A few months ago I wrote a post regarding friendship and life partnership. Right now I'm going to clarify somethings that I may or may not have said in passing. There is a trend that has permeated today's culture in a very serious way. It's been around for a great length of generations as far as I can tell, but noticeably prominent today: Expectations.
I write this stating it is not a bad thing to have ideas of what your future partner or spouse may or may not be infused with, but to solidify them as expectations or hard truths of what they need in order to be fit for your needs and wants.
Disclaimer: Honest Opinion Ahead.
From dawn to now, I thought this idea would dissolve. Usually after church these urges fade. My mind becomes preoccupied with the tasks and then my focus drives onward.
However, this next bit has been really bugging me. Maybe I saw a meme. Maybe a heart felt scene. Maybe someone made a quick joke. Regardless, I am single and I don't mind one bit.

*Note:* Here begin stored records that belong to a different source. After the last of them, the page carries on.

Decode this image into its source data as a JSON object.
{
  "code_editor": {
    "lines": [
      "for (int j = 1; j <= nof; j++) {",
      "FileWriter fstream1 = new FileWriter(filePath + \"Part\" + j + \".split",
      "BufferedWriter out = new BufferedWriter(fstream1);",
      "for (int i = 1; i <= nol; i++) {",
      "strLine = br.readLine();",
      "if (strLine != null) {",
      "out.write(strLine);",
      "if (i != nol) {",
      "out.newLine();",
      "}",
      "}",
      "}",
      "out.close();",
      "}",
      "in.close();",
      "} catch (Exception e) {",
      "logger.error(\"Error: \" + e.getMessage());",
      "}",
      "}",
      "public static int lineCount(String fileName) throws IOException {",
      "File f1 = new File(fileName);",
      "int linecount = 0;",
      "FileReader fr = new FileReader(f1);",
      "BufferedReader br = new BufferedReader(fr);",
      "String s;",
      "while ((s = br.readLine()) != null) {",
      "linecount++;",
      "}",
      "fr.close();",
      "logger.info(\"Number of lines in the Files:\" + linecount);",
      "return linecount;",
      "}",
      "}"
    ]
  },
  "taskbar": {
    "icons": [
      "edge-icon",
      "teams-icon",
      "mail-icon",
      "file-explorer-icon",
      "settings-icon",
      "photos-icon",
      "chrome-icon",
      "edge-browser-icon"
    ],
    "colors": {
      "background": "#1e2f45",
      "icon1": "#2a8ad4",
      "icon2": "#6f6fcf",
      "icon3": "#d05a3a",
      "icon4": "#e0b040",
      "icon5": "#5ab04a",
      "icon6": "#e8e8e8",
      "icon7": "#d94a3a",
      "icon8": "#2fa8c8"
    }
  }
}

In moments of greatness, I sometimes can't help but wish to be sharing the victory with someone my soul longs for. In moments of weakness I wonder if I wouldn't feel so weak if I could find refuge in the arms of someone special. However I cannot waste a moment and be bitter. If it is time for celebration, I must celebrate; if it is time for mourning I must mourn and move on.
I've read countless articles of "How to be single", "Waiting while you're single" , "What to do when you're single", and the list goes on. I read these writings in hopes to find something I can agree on, but never can. It makes me uneasy how quick people are to push these things onto others as if being single is a punishment.

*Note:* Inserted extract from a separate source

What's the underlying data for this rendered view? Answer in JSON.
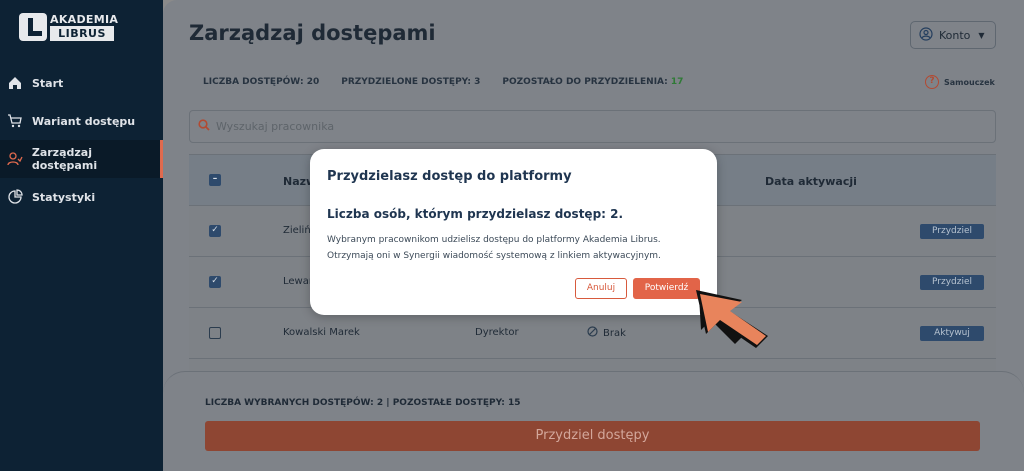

From a Biblical stand point, not everyone is called to be married. Yet the U.S.A calls itself a Christian nation, and yet this is the American dream: Hero saves the day, gets the girl- or guy, and lives on happy. No one wants to watch the hero fail, no one wants to believe there's more to marriage than being happy.
I won't go much more because I have deadlines to fulfill. Just know that I spent half my life believing I needed to and was going to be married by this time, and the other half accepting a fate some would deem unnatural. We might find each other one day; not today. Until then I will serve the Lord.